Anni and Veikko marry in a simple civil ceremony, witnessed by Hilkka. Veikko gives Anni Aarne’s old camera as a wedding gift. They travel to their allotted land, a remote forest plot donated by the widow Maire Luukkonen, and begin the arduous work of building a home. Their neighbour Vertii, initially threatening, ultimately offers help, and the local community assists them in clearing stumps off their land and constructing a hut. Despite moments of joy and freedom, the labour itself is punishing. Veikko's health deteriorates, and he collapses into a frozen stream. Anni rescues him and sees him off to the hospital. She subsists with meagre food during the winter while Veikko remains hospitalised. She is helped by the neighbours and receives gifts from Maire, a retired schoolteacher who sold the land Anni and Veikko reside on. While ice fishing, Anni meets Maire's son, Aatos, who gifts her a fish. Hilkka takes Kalevi's car to visit, taking Anni to see Veikko, who survives his operation. Kalevi visits the homestead to find his daughters hard at work. Veikko eventually returns home, and the hard work resumes.

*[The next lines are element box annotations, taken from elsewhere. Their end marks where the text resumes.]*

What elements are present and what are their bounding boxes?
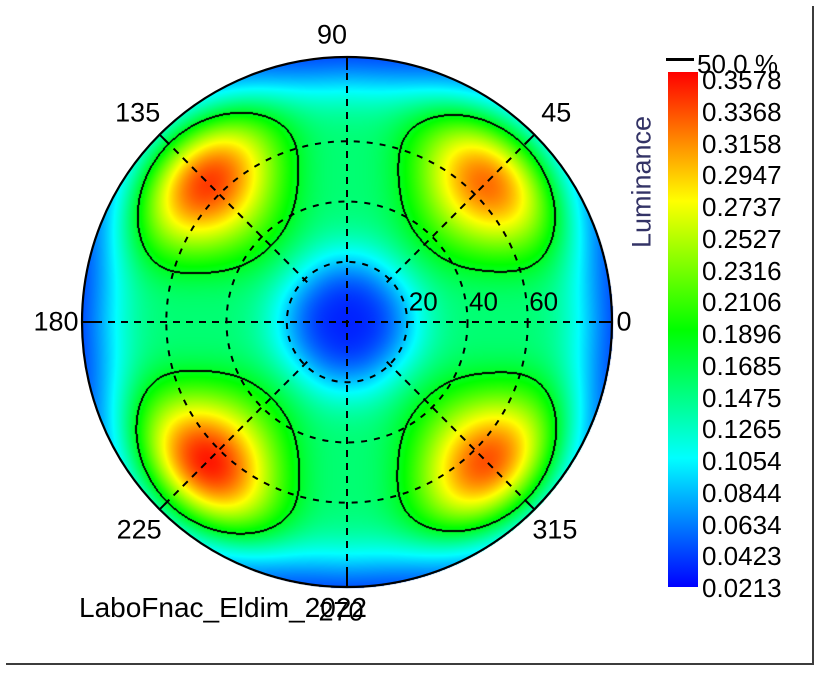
angle-label-225: 225	[116, 514, 162, 545]
colorbar-tick-label: 0.0634	[702, 509, 782, 540]
contour-level-marker-line	[666, 58, 694, 61]
colorbar-tick-label: 0.1054	[702, 446, 782, 476]
azimuth-grid-line-315	[386, 361, 536, 511]
radial-label-20: 20	[408, 286, 438, 317]
colorbar-tick-label: 0.2947	[702, 160, 782, 191]
angle-label-135: 135	[115, 97, 161, 128]
colorbar-tick-label: 0.2527	[702, 223, 782, 254]
radial-label-60: 60	[529, 286, 559, 317]
azimuth-grid-line-225	[158, 361, 308, 511]
angle-tick-135	[158, 133, 170, 145]
colorbar-tick-label: 0.3158	[702, 128, 782, 159]
window-border-right	[812, 6, 814, 665]
angle-label-45: 45	[541, 97, 572, 128]
radial-label-40: 40	[468, 286, 498, 317]
colorbar-tick-label: 0.0844	[702, 477, 782, 508]
colorbar-tick-label: 0.1685	[702, 350, 782, 381]
colorbar-tick-label: 0.2737	[702, 192, 782, 222]
colorbar-tick-label: 0.1265	[702, 414, 782, 445]
measurement-title: LaboFnac_Eldim_2022	[79, 592, 367, 623]
angle-label-270: 270	[318, 596, 364, 627]
angle-tick-225	[158, 499, 170, 511]
angle-label-0: 0	[616, 306, 632, 337]
colorbar-title: Luminance	[626, 115, 657, 249]
colorbar-tick-label: 0.3578	[702, 65, 782, 95]
colorbar-tick-label: 0.1896	[702, 319, 782, 349]
angle-label-180: 180	[33, 306, 79, 337]
colorbar-gradient-bar	[668, 72, 698, 587]
colorbar-tick-label: 0.1475	[702, 382, 782, 413]
angle-tick-315	[524, 499, 536, 511]
angle-label-315: 315	[532, 514, 578, 545]
colorbar-tick-label: 0.2316	[702, 255, 782, 286]
azimuth-grid-line-135	[158, 133, 308, 283]
colorbar-tick-label: 0.2106	[702, 287, 782, 318]
azimuth-grid-line-45	[386, 133, 536, 283]
window-border-bottom	[6, 663, 814, 665]
colorbar-tick-label: 0.0213	[702, 573, 782, 603]
contour-level-label: 50.0 %	[697, 49, 778, 79]
angle-label-90: 90	[316, 19, 348, 50]
colorbar-tick-label: 0.0423	[702, 541, 782, 572]
colorbar-tick-label: 0.3368	[702, 96, 782, 127]
angle-tick-45	[524, 133, 536, 145]
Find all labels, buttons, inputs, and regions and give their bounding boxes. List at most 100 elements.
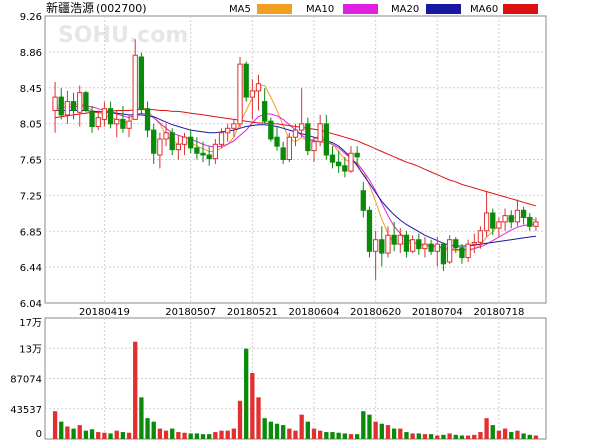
candle-body (95, 117, 101, 128)
candle (354, 146, 360, 164)
candle (64, 90, 71, 124)
volume-bar (194, 433, 200, 439)
candle (477, 226, 484, 249)
candle-body (409, 239, 416, 252)
candle-body (64, 101, 71, 116)
candle (157, 132, 163, 169)
candle-body (175, 143, 182, 151)
legend-ma20-swatch (426, 4, 461, 14)
legend-ma5-label: MA5 (229, 4, 251, 15)
volume-bar (428, 434, 434, 439)
price-tick-label: 6.85 (20, 227, 42, 238)
candle-body (107, 108, 114, 125)
volume-bar (484, 418, 489, 439)
candle-body (520, 209, 527, 218)
candle-body (83, 92, 89, 111)
candle-body (453, 239, 459, 249)
price-tick-label: 8.45 (20, 84, 42, 95)
volume-bar (478, 432, 483, 439)
volume-bar (527, 434, 532, 439)
volume-bar (120, 432, 126, 439)
volume-bar (435, 435, 440, 439)
candle (360, 181, 366, 218)
candle (95, 110, 101, 131)
date-axis-labels: 20180419 20180507 20180521 20180604 20180620… (79, 307, 524, 318)
candle (379, 226, 385, 267)
price-tick-label: 8.86 (20, 48, 42, 59)
candle (200, 141, 206, 163)
volume-bars (52, 341, 539, 439)
volume-bar (200, 434, 206, 439)
volume-bar (256, 397, 261, 439)
candle-body (249, 90, 256, 98)
volume-bar (299, 414, 304, 439)
candle (188, 130, 194, 154)
candle-body (262, 101, 268, 122)
candle (496, 217, 502, 238)
candle-body (280, 147, 286, 160)
candle-body (422, 243, 428, 250)
candle (225, 123, 231, 142)
candle (372, 230, 379, 280)
candle (243, 61, 249, 102)
candle (409, 235, 416, 254)
candle (175, 135, 182, 160)
candle (114, 110, 120, 138)
volume-bar (89, 429, 95, 439)
candle-body (527, 216, 533, 227)
volume-bar (126, 432, 132, 439)
volume-tick-label: 17万 (19, 318, 42, 329)
candle-body (379, 239, 385, 254)
candle (508, 210, 514, 229)
legend-ma60-swatch (503, 4, 538, 14)
volume-bar (77, 425, 82, 439)
candle (218, 128, 225, 148)
candle-body (471, 241, 477, 245)
volume-bar (182, 432, 187, 439)
volume-bar (151, 421, 156, 439)
volume-bar (293, 430, 298, 439)
candle (317, 114, 323, 147)
volume-bar (237, 400, 243, 439)
volume-bar (176, 432, 181, 439)
candle-body (490, 212, 496, 229)
candle (403, 230, 410, 258)
volume-axis-labels: 17万 13万 87074 43537 0 (10, 318, 42, 440)
candle-body (255, 83, 262, 92)
candle-body (151, 129, 157, 154)
candle-body (163, 132, 169, 140)
candle-body (138, 56, 145, 110)
price-tick-label: 9.26 (20, 12, 42, 23)
candle-body (274, 136, 280, 147)
volume-bar (354, 434, 360, 439)
date-tick-label: 20180704 (412, 307, 463, 318)
candle (58, 88, 64, 120)
candle-body (317, 123, 323, 143)
candle-body (225, 127, 231, 134)
candle (533, 217, 539, 231)
volume-bar (281, 425, 286, 439)
legend: MA5 MA10 MA20 MA60 (229, 4, 538, 15)
candle-body (311, 141, 317, 152)
candle (483, 190, 490, 238)
candle (342, 156, 348, 178)
volume-bar (262, 418, 267, 439)
candle (151, 123, 157, 164)
candle-body (237, 63, 243, 125)
candle (453, 237, 459, 254)
volume-bar (96, 432, 101, 439)
candle (138, 52, 145, 115)
candle-body (292, 129, 299, 138)
candle (502, 208, 508, 231)
date-tick-label: 20180620 (350, 307, 401, 318)
volume-bar (219, 430, 224, 439)
candle (465, 239, 471, 262)
candle (329, 146, 336, 169)
candle-body (335, 161, 342, 167)
date-tick-label: 20180604 (289, 307, 340, 318)
candle (231, 119, 237, 138)
candle (459, 244, 465, 264)
volume-bar (379, 423, 384, 439)
candle (514, 199, 521, 227)
volume-bar (391, 428, 397, 439)
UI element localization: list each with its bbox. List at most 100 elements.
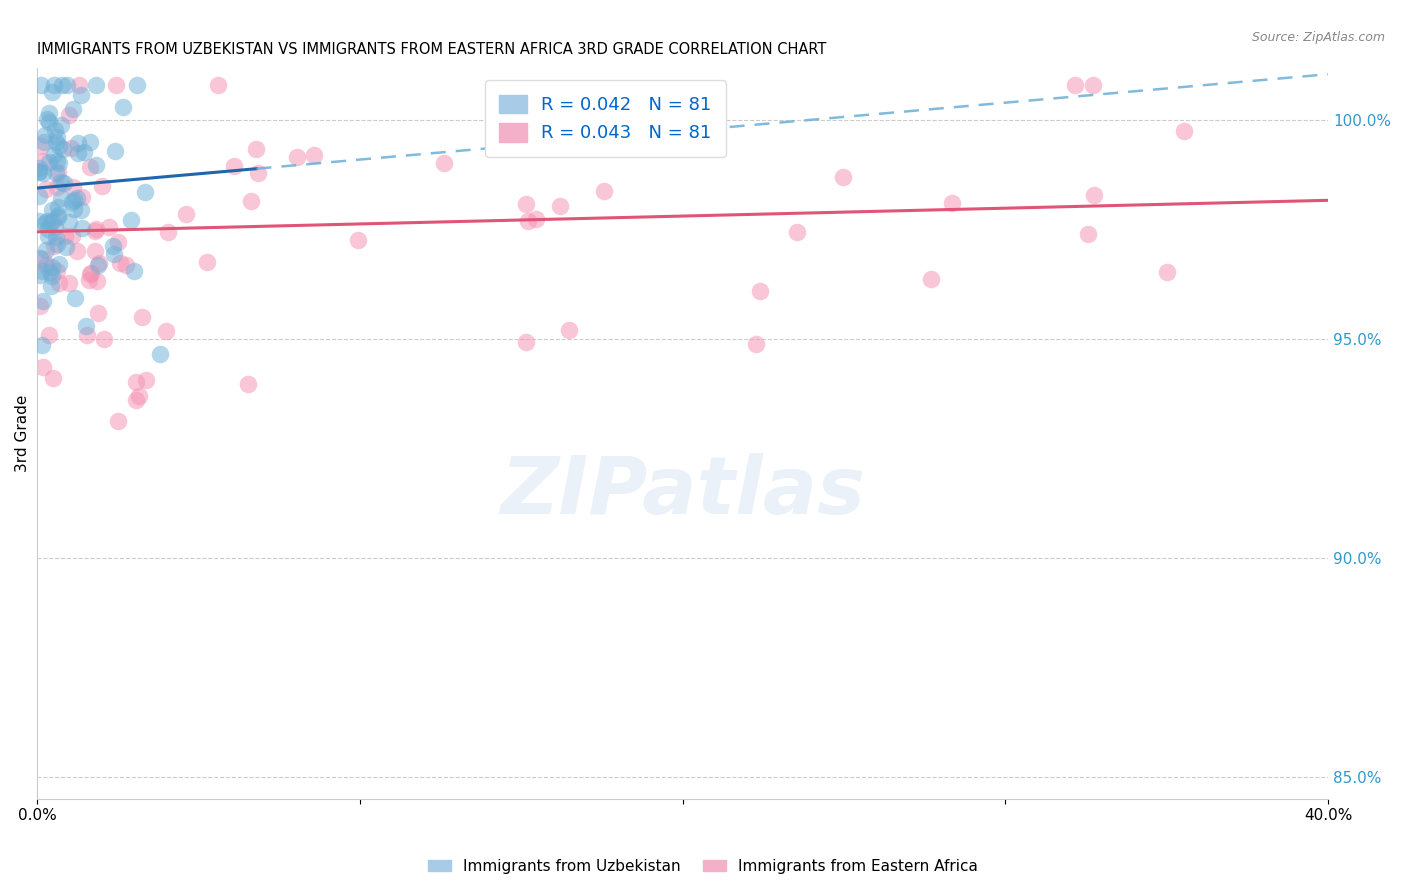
Legend: R = 0.042   N = 81, R = 0.043   N = 81: R = 0.042 N = 81, R = 0.043 N = 81	[485, 80, 725, 157]
Point	[62, 102, 84, 116]
Point	[53, 229, 76, 244]
Point	[49, 191, 72, 205]
Point	[41, 86, 63, 100]
Point	[79, 161, 101, 175]
Point	[49, 118, 72, 132]
Point	[46, 164, 69, 178]
Point	[128, 389, 150, 403]
Point	[27, 165, 49, 179]
Point	[32, 166, 55, 180]
Point	[35, 181, 58, 195]
Point	[28, 268, 51, 282]
Point	[51, 78, 73, 93]
Point	[48, 156, 70, 170]
Point	[207, 78, 229, 92]
Point	[524, 211, 547, 226]
Point	[83, 224, 105, 238]
Point	[124, 392, 146, 407]
Point	[48, 139, 70, 153]
Point	[83, 244, 105, 259]
Point	[115, 258, 138, 272]
Point	[1077, 227, 1099, 241]
Point	[236, 376, 259, 391]
Point	[55, 240, 77, 254]
Point	[245, 142, 267, 156]
Point	[67, 136, 90, 151]
Point	[122, 263, 145, 277]
Point	[49, 175, 72, 189]
Point	[58, 277, 80, 291]
Point	[84, 221, 107, 235]
Point	[246, 166, 269, 180]
Point	[86, 274, 108, 288]
Text: ZIPatlas: ZIPatlas	[501, 453, 865, 531]
Point	[149, 347, 172, 361]
Point	[30, 139, 52, 153]
Point	[31, 293, 53, 308]
Point	[42, 371, 65, 385]
Legend: Immigrants from Uzbekistan, Immigrants from Eastern Africa: Immigrants from Uzbekistan, Immigrants f…	[422, 853, 984, 880]
Point	[28, 164, 51, 178]
Point	[1064, 78, 1087, 92]
Point	[155, 324, 177, 338]
Point	[45, 230, 67, 244]
Point	[46, 200, 69, 214]
Point	[31, 263, 53, 277]
Point	[80, 266, 103, 280]
Point	[108, 255, 131, 269]
Point	[38, 105, 60, 120]
Point	[920, 272, 942, 286]
Point	[62, 180, 84, 194]
Point	[240, 194, 263, 208]
Point	[32, 154, 55, 169]
Point	[45, 129, 67, 144]
Point	[38, 115, 60, 129]
Point	[548, 198, 571, 212]
Point	[65, 291, 87, 305]
Point	[93, 332, 115, 346]
Point	[107, 414, 129, 428]
Point	[516, 213, 538, 227]
Point	[35, 112, 58, 126]
Point	[38, 265, 60, 279]
Point	[30, 299, 52, 313]
Point	[44, 147, 66, 161]
Point	[1083, 187, 1105, 202]
Y-axis label: 3rd Grade: 3rd Grade	[15, 394, 30, 472]
Point	[285, 150, 308, 164]
Point	[433, 156, 456, 170]
Point	[45, 135, 67, 149]
Point	[157, 225, 180, 239]
Point	[745, 337, 768, 351]
Point	[72, 189, 94, 203]
Point	[131, 310, 153, 325]
Point	[39, 214, 62, 228]
Point	[79, 135, 101, 149]
Point	[37, 228, 59, 243]
Point	[125, 375, 148, 389]
Point	[593, 184, 616, 198]
Point	[35, 258, 58, 272]
Point	[120, 213, 142, 227]
Point	[41, 260, 63, 274]
Point	[48, 276, 70, 290]
Point	[37, 214, 59, 228]
Point	[941, 195, 963, 210]
Point	[45, 263, 67, 277]
Point	[98, 220, 121, 235]
Point	[79, 268, 101, 282]
Point	[28, 251, 51, 265]
Point	[69, 203, 91, 218]
Point	[749, 285, 772, 299]
Point	[34, 128, 56, 142]
Point	[112, 100, 135, 114]
Point	[347, 233, 370, 247]
Point	[38, 327, 60, 342]
Point	[45, 180, 67, 194]
Point	[105, 78, 128, 92]
Point	[84, 158, 107, 172]
Point	[87, 258, 110, 272]
Point	[69, 88, 91, 103]
Point	[45, 166, 67, 180]
Point	[515, 196, 537, 211]
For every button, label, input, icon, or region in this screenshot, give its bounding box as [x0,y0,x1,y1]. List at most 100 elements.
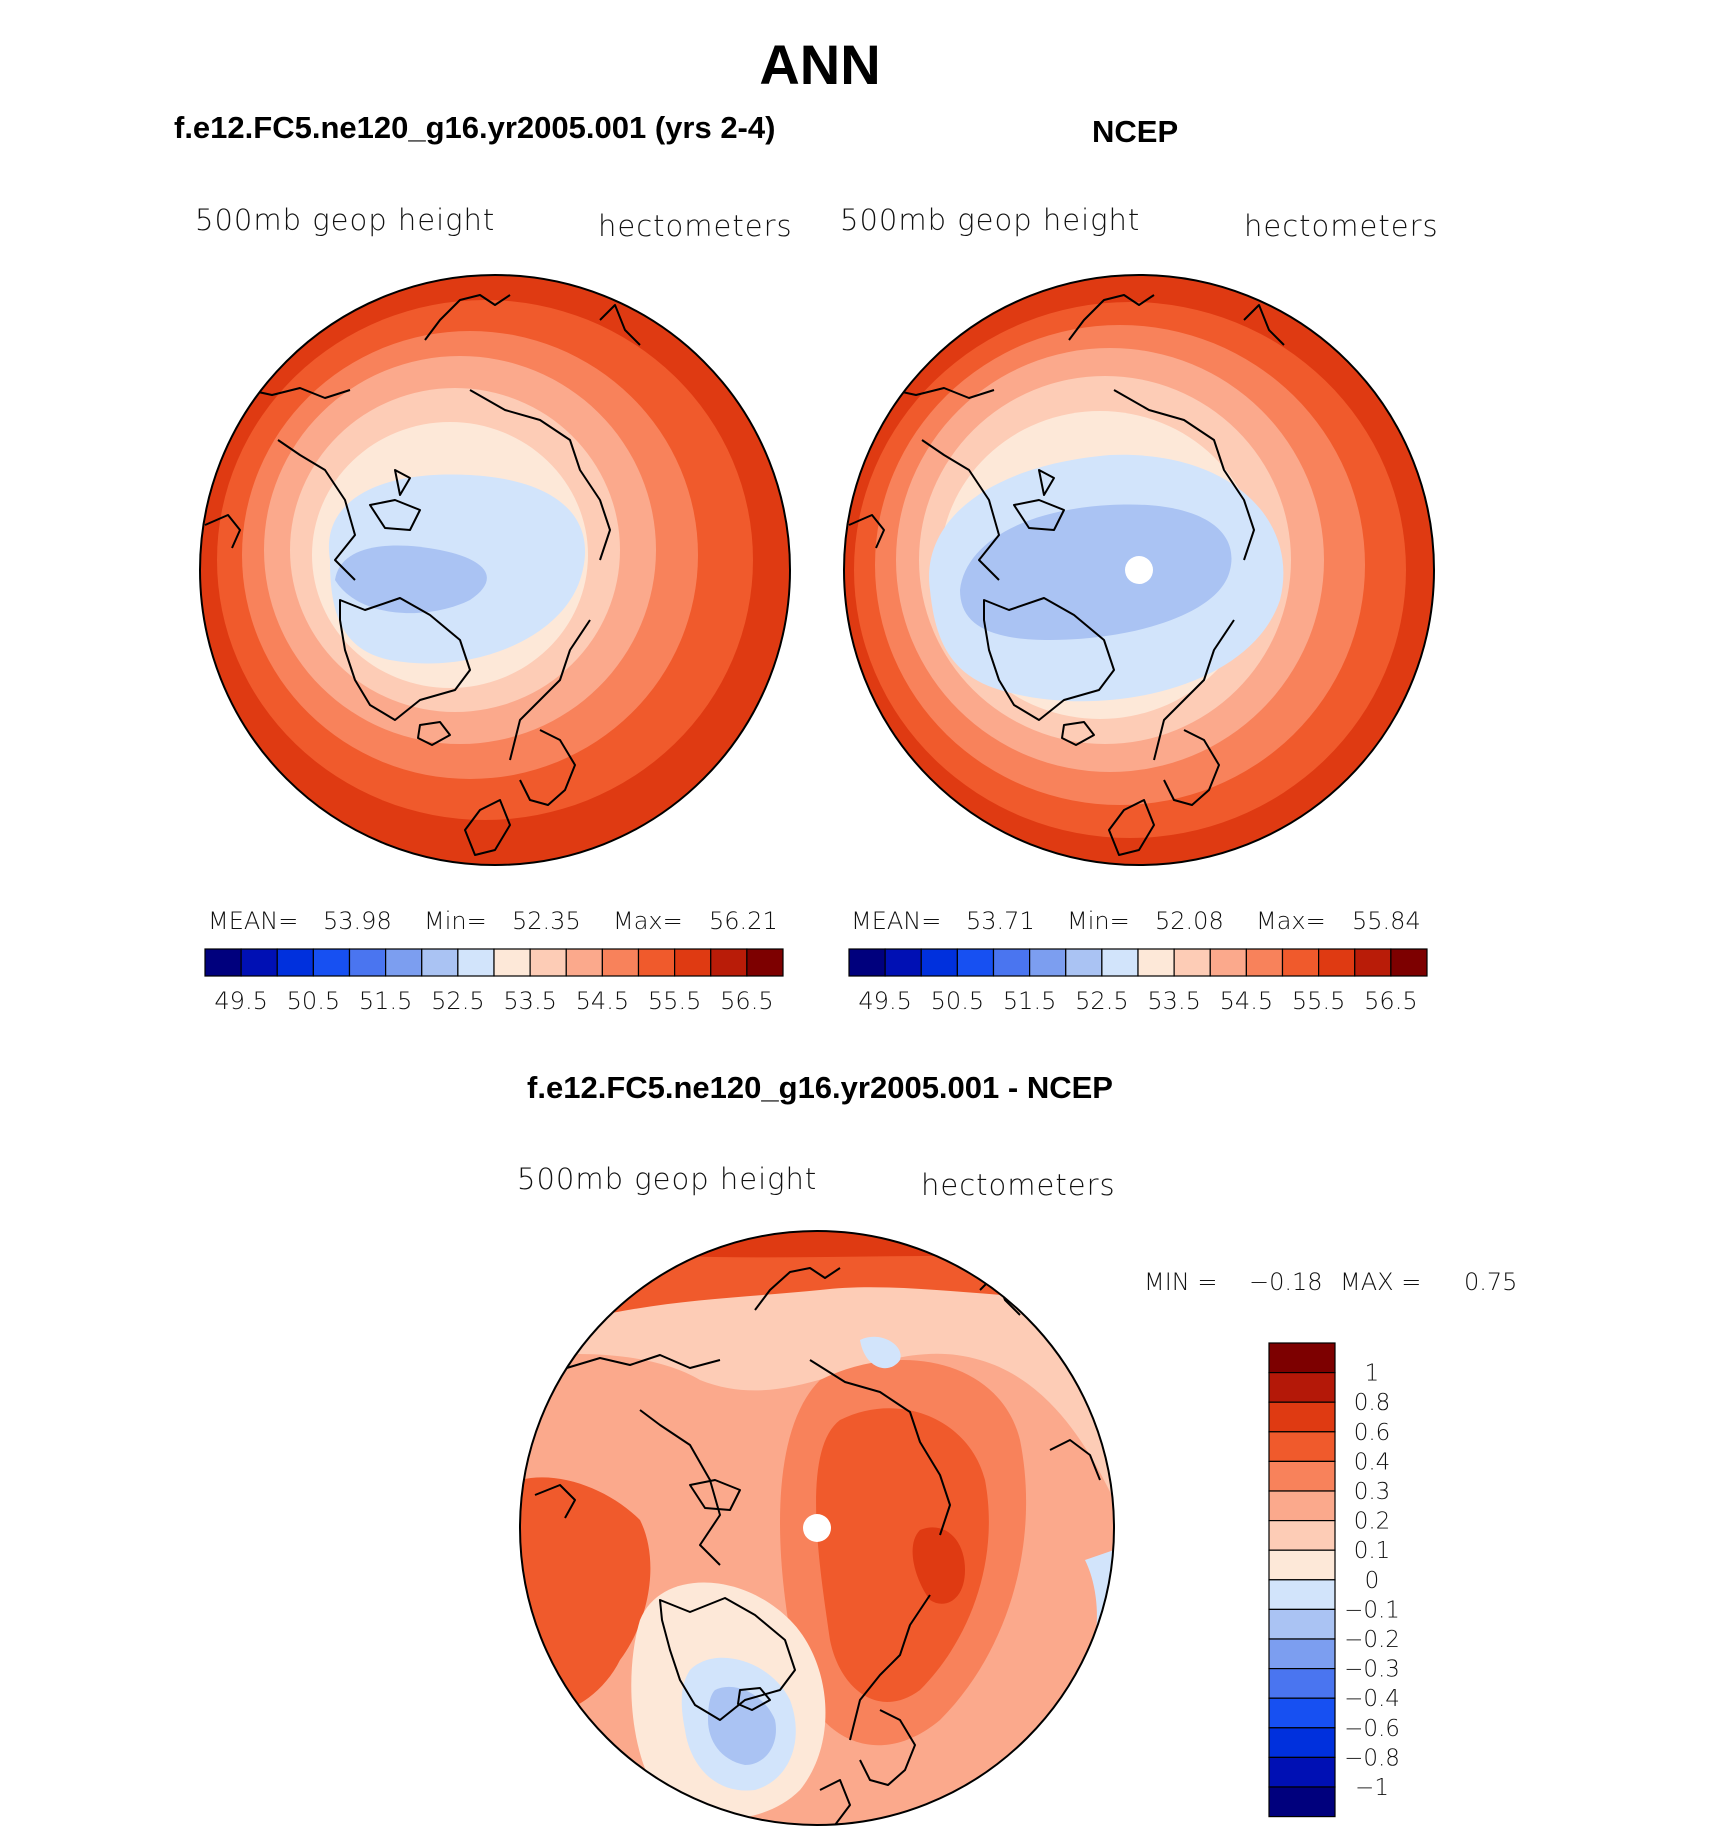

At a village celebration, tensions with Aatos escalate, with him drunkenly confronting Veikko about wanting the land back and then groping Anni at a folk dance. More drunk men occupy Anni and Veikko's sauna, and after Veikko refuses to give him money, Aatos knocks over a lantern, which starts a fire that destroys their home. Devastated, Anni leaves without telling Veikko and returns to her parents. Kalevi at first offers conditional reconciliation, but Ella tells him to let Anni and Hilkka take over the business together. When surveyors threaten to revoke Veikko’s land due to rumours of divorce with Anni, Vertii defends him and rebukes the men for disrespecting a war veteran.

Ella visits Veikko and realises the depth of the couple's commitment. After Veikko relays Anni has not answered any of his letters, she encourages him to try to talk to her again, this time in person. Reunited at the rebuilt homestead, Anni and Veikko argue but ultimately reconcile, deciding to stay together and continue their life on the land. In the future, Anni and Veikko take their children to a community film screening. Anni writes to Hilkka, reflecting that she and Veikko once felt differently about the land and its people, but now share the same sense of belonging and happiness.

== Cast ==

- Oona Airola as Anni Malmberg: a wealthy, headstrong young woman who leaves behind her wealthy family to marry a working-class, wounded veteran
- Konsta Laakso as Veikko Naskali: a wounded veteran of the Continuation War who previously worked in forestry; moves with Anni to North Karelia
- Helmi Linnosmaa as Hilkka: Anni's supportive younger sister with university aspirations
- Antti Virmavirta as Kalevi: Anni and Hilkka's father
- Marjaana Maijala as Ella: Anni and Hilkka's mother
- Hannu-Pekka Björkman as Kullervo
- Arto Heikkilä as Vertii Hiironen: Anni and Veikko's neighbour who moved to the land near theirs before the Winter War from Karelian Isthmus
- Marja Packalén as Maire Luukkonen: widowed former schoolteacher who sold land to the government that is later alotted to Anni and Veikko
- Mika Nuojua as Aatos: Maire's alcoholic son who is bitter about his mother selling the land without his permission

== Production ==
Filming was scheduled to begin in August 2017, and mostly took place in North Karelia. It was produced by Rimbo Salomaa, Markus Selin, and Jukka Helle at Solar Films.

== Release ==
The film had a theatrical release in Finland on 26 October 2018.

== Reception ==
With 29,907 viewers, it was the most-watched film in Finland the weekend of its release. The film was nominated for two Jussi Awards and won both: Oona Airola won Best Actress and Antti Nikkinen won Best Set Design.